When you have 16 versus a high dealer up-card, the scariest thing to do is to hit. You could potentially bust. After all, the dealer could have a low card hidden, have to hit, and bust themselves. But mathematically, it’s prudent to assume the dealer has a 10 as their down-card. And not taking a card typically means you’ve ceded control to the dealer, hoping they’ll be unlucky. But playing smart isn’t about scratching for life just a bit longer, hoping to get lucky, or hoping your opponent gets unlucky. It’s about trusting the data and exerting as much influence over the situation as you’re allowed.
Heading into last night’s Game 3, of players with at least 10 minutes per game in the playoffs, Eric Bledsoe is third in the league in PER, first on the Clippers.
– Andrew Han
Z-Bo & Co. Get Back To Basics
Stat line aside, Randolph was simply dominant in the half-court on Thursday.
During the first two games in Los Angeles, he was present but largely ineffective. Between the foul trouble and the sagging Clippers’ defense willing to yield perimeter looks in order to load up on the Grizzlies’ post players, he was neutered.
But in Game 3, Randolph was insatiable. He made rim runs in half-court sets, gobbled up space behind the Clippers’ defense, outmuscling the Clippers’ big men on the glass and bullied them on the block.

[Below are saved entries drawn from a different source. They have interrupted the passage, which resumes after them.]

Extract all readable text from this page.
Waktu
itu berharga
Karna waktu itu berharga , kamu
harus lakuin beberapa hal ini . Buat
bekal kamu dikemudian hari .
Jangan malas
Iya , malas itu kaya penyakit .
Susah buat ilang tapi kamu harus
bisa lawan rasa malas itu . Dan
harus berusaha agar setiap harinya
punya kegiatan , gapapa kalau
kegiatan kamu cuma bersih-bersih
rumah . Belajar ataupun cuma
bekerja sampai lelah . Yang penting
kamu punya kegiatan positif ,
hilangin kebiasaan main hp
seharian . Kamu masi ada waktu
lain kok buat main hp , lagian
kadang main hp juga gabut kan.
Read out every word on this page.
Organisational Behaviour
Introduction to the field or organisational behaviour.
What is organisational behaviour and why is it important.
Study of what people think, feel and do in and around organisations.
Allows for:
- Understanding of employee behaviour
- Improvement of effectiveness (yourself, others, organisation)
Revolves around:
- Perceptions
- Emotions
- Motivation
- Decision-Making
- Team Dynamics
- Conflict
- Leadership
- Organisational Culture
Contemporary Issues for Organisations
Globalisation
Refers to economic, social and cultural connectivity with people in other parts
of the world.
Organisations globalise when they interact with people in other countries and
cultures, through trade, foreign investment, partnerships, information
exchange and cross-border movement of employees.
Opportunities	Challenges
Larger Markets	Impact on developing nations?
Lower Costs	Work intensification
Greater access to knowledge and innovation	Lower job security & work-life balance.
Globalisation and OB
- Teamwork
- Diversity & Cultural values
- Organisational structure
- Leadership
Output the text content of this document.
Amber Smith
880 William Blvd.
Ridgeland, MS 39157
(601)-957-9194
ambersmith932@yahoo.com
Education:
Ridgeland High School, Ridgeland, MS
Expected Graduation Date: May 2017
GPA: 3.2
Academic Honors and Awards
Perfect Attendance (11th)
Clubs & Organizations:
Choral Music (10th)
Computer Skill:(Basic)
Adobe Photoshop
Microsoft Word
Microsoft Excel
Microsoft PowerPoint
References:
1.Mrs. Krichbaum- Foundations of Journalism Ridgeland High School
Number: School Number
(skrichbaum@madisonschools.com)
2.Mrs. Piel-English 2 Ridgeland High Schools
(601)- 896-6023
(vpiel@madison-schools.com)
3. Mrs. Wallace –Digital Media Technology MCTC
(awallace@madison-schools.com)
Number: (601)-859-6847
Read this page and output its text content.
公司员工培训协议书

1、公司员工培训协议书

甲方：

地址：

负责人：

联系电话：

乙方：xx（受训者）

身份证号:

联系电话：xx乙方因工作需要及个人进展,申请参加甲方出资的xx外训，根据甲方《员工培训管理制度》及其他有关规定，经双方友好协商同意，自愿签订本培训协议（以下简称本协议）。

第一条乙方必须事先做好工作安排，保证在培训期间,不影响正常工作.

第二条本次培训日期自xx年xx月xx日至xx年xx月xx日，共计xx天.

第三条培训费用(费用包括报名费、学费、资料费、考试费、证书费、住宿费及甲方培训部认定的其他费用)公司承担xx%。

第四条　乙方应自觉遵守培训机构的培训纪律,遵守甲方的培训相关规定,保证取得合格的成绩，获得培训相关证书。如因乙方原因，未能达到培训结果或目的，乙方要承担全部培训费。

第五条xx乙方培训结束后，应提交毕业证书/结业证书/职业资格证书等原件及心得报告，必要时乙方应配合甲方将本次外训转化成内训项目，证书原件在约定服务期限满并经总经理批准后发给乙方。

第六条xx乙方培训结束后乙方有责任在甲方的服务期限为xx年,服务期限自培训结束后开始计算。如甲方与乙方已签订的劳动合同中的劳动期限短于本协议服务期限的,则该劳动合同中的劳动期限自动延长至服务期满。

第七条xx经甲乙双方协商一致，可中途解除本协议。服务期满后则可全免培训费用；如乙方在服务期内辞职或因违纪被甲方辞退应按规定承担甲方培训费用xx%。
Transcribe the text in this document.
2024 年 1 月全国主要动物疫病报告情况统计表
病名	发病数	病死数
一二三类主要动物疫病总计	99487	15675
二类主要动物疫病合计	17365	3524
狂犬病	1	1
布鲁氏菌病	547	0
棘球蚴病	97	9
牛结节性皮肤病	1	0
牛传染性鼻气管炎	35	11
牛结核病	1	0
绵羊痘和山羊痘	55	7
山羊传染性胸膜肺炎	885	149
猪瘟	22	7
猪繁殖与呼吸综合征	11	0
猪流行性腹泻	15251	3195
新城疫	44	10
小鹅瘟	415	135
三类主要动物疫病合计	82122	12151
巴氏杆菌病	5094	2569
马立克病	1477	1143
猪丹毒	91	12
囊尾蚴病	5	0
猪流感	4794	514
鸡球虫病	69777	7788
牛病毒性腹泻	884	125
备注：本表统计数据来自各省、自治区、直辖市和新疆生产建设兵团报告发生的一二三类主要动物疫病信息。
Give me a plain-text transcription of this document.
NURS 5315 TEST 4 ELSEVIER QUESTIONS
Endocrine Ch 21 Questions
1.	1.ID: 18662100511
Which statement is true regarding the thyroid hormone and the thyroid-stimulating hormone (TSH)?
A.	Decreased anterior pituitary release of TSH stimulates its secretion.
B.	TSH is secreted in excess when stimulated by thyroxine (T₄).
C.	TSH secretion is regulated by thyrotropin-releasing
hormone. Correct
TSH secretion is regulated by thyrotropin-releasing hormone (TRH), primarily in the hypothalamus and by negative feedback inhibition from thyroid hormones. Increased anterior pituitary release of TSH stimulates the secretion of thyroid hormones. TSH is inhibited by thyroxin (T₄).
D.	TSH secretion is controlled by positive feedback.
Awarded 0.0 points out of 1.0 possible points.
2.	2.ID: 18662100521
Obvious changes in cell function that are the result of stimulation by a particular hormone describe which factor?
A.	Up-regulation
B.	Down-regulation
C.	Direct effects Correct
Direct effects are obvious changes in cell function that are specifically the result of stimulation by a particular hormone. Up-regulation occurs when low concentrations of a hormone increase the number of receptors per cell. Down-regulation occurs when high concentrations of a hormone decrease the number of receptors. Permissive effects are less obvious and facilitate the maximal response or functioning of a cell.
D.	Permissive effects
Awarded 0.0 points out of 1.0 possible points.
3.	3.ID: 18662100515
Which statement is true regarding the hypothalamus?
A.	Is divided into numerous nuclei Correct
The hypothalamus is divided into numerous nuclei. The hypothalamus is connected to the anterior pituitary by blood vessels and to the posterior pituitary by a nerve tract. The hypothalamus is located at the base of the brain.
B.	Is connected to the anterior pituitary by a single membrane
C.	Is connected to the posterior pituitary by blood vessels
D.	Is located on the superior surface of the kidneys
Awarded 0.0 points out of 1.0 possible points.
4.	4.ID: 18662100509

Griffin, who was the presiding force down on the block in Game 2, had his hands full with Randolph on Thursday. The Clippers’ power forward managed only two rebounds and was whistled for five personal fouls, and much of that struggle came at the hands of Randolph.
“I know he is going to go over his right shoulder and go to that left hand, so I try to make him finish over the top,” Griffin said. “But he’s a great low-post player for a reason. You have to do your work early. You can’t let him catch deep and get you in that position.”